Innovative Nurse Residency Program Aims to Reduce Nurse Turnover

Innovative Nurse Residency Program Aims to Reduce Nurse Turnover. White nursing shoes on a floor covered in white arrows pointing in all directions.

Nurses comprise the largest group of health care professionals and yet the health care field is facing critical nurse shortages.

According to the 2022 NSI National Healthcare Retention report, there is a 17% RN vacancy rate, and the turnover rate for newly graduated nurses is at an all-time high (31.7%).

But amidst this workforce crisis, CommonSpirit Health and Dignity Health Global Education (DHGE), a workforce development platform created by Dignity Health, teamed up to launch a nurse residency program designed to meet this challenge head on. Dignity Health is owned by CommonSpirit.

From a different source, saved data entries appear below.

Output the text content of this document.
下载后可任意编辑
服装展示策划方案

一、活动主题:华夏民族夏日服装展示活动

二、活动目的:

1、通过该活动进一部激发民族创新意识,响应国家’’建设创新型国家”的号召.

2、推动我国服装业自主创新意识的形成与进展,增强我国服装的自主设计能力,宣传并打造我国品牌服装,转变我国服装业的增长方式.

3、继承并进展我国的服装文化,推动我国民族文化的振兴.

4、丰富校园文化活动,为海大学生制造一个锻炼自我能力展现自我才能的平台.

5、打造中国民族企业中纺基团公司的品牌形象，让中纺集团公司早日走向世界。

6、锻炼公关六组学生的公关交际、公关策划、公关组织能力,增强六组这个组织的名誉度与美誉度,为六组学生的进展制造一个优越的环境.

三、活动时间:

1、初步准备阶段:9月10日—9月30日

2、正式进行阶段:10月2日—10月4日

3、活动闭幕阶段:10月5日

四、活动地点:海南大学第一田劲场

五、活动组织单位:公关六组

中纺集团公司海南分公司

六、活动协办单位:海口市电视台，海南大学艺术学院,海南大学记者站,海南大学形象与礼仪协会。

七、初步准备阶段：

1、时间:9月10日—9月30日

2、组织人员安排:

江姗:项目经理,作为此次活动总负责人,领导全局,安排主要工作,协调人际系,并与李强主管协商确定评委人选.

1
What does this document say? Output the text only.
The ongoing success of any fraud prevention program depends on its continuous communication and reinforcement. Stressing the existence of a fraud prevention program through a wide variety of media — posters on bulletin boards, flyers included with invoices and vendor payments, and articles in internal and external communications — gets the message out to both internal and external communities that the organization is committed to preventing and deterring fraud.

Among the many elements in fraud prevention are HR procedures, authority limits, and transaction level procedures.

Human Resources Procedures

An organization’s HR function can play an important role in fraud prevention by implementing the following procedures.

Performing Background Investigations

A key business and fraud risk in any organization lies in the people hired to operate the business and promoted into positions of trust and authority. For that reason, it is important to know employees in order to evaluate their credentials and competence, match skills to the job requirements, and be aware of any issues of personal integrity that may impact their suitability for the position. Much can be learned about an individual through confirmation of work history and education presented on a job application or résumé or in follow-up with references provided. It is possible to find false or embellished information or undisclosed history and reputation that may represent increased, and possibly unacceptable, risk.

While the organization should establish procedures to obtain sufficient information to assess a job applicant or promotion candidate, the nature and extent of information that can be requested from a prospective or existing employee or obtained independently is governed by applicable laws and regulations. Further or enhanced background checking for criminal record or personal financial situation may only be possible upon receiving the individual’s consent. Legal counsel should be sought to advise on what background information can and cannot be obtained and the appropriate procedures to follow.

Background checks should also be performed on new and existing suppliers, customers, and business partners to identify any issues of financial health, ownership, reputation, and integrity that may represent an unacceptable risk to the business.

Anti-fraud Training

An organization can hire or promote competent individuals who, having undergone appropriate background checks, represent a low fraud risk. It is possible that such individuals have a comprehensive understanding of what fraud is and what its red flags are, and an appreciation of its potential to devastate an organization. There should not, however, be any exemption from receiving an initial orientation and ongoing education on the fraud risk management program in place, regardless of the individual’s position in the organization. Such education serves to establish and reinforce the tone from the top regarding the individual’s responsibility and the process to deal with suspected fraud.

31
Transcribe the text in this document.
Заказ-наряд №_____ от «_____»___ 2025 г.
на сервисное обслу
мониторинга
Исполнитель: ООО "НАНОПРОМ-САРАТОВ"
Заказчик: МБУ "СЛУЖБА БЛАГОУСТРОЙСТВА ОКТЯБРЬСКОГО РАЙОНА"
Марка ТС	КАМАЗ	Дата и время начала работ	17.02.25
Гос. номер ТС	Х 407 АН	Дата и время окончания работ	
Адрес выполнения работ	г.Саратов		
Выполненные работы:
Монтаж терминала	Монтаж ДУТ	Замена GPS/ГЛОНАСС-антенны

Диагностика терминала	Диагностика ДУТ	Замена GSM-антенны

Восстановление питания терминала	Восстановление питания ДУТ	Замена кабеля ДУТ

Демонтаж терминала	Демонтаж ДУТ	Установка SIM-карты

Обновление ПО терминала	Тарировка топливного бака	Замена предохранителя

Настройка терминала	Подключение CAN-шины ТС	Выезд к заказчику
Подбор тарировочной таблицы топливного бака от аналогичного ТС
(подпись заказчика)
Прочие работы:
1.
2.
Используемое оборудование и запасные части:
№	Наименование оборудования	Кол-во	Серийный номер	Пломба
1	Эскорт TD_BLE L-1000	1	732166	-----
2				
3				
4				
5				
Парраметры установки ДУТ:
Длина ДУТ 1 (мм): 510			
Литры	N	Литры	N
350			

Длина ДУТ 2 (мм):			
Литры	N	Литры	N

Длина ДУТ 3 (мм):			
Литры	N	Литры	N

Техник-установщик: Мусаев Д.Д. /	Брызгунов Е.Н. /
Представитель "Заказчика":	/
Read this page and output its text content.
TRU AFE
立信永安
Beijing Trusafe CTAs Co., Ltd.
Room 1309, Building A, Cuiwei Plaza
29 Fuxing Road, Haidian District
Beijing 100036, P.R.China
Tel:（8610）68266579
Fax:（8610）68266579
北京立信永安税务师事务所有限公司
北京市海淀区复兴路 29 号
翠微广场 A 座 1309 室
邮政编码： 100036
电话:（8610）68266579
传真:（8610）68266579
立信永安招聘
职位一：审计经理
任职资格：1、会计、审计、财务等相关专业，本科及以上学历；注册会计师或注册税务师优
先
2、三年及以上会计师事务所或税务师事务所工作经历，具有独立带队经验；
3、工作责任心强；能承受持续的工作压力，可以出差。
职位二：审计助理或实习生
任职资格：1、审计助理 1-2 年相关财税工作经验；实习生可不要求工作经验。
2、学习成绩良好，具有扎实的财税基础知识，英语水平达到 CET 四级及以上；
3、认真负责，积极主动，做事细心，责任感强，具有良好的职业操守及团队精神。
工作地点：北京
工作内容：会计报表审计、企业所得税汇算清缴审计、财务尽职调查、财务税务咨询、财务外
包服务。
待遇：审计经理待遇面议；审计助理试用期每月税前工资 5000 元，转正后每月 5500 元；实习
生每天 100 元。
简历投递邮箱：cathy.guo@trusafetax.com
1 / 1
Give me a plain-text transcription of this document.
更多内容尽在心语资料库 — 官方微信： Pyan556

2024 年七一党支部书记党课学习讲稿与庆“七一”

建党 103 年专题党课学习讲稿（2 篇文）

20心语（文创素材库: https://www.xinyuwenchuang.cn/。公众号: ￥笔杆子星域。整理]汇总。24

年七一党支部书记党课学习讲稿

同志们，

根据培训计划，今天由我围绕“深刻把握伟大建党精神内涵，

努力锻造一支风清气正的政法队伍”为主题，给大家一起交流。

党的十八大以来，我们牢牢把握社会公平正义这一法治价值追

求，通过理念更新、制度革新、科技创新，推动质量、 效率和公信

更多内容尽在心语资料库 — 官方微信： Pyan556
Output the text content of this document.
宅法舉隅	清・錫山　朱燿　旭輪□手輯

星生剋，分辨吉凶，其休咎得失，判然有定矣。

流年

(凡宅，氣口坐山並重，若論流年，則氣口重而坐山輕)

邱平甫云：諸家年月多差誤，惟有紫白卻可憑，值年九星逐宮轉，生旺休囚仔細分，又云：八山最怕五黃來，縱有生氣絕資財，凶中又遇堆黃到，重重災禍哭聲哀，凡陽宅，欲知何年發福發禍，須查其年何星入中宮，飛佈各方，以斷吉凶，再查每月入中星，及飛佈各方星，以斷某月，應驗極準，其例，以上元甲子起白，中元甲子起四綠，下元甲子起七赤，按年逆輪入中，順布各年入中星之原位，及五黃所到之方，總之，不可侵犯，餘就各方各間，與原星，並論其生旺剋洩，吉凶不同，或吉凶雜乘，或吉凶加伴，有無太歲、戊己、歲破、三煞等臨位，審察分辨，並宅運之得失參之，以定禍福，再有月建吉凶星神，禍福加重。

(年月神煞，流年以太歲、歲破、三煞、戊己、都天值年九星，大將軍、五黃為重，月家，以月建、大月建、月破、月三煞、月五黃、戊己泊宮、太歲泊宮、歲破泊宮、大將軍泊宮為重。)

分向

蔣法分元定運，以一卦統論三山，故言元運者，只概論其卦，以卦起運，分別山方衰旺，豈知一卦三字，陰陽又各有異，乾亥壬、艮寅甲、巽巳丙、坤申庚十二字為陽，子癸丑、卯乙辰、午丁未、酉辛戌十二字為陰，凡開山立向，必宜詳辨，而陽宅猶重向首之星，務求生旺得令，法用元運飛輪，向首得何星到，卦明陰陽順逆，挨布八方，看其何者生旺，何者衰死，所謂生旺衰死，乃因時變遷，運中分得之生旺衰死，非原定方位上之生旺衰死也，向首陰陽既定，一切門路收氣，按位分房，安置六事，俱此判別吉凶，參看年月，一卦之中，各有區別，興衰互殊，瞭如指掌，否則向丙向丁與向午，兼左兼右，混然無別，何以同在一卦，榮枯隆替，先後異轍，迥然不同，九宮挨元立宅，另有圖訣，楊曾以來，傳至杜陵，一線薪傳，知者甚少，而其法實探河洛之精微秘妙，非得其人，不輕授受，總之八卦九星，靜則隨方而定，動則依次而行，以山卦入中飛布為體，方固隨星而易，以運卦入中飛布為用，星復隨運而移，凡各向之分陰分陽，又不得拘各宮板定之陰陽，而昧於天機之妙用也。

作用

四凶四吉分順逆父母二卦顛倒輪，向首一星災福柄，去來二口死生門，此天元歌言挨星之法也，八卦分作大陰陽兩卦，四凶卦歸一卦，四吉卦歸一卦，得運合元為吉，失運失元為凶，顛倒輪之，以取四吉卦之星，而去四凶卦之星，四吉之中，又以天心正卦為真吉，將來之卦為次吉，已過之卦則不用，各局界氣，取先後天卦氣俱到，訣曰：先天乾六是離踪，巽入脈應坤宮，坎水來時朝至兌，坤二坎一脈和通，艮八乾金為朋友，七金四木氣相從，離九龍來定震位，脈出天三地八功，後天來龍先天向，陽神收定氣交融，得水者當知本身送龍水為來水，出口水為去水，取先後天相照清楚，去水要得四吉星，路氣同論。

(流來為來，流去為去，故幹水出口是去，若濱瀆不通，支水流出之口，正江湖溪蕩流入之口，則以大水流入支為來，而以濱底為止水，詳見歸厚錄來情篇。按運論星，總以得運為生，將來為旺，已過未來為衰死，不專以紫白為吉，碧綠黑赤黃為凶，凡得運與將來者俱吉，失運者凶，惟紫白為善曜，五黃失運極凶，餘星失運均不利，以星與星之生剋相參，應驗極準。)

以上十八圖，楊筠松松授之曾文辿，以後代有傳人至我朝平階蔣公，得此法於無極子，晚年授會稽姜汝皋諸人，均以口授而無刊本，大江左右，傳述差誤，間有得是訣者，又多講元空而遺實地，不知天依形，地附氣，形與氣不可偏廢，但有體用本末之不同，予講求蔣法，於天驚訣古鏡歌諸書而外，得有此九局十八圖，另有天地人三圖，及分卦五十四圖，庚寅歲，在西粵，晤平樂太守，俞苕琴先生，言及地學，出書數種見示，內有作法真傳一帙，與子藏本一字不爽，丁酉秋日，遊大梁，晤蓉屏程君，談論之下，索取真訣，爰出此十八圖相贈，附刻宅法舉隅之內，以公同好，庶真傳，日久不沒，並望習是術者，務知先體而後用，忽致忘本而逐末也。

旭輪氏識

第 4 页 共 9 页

This turnkey, customizable program allows hospitals and health systems to implement a residency program across each of their sites and specialties. Participating health care organizations receive full support from the DHGE program support specialists, instructional designers and technologists who provide tailored step-by-step implementation. Decision-makers will be able to predict retention rates and measure the true effectiveness of the program through reporting, deep insights and real-time data. The platform also provides an easy-to-scale technology infrastructure that can be tailored to each organization’s unique needs.

This 12-month program is offered to organizations seeking to improve their nurse retention, increase satisfaction and well-being of their workforce, and lessen new nurse attrition rates. CommonSpirit Health CNO Kathy Sanford said that it aims to increase RN retention by 20% or higher; delivering substantial savings in hiring and retention costs; standardizing excellence; delivering and measuring evidence-based clinical practices; and providing a scaled foundation for new nurses who are transitioning into practice.

The program is organized into two phases: Phase 1, clinical integration, is a full-time, 16- to 24-week commitment in which the resident completes cohort-based, unit-specific courses. During Phase 2, the independence stage, residents dedicate one to four hours a week to the remainder of the residency program by engaging in a mentorship program, completing additional course work and submitting an evidence-based project.

In addition, the program allows the new nurse workforce to build skills and confidence faster while encouraging leaders to identify problems earlier and intervene with real-time data. By emphasizing frequent, structured touch points among the resident, preceptors, unit leaders, educators and mentors during both phases, mentors can check on role satisfaction and well-being throughout a new employee’s first 12-months.

Kurt Hayes, DHGE’s chief product officer, recently told BusinessWire that this nurse residency program “aims to make a significant impact in nurse retention while simultaneously lowering hiring and retention costs for system partners, saving hospitals millions of dollars, which will result in better patient outcomes.”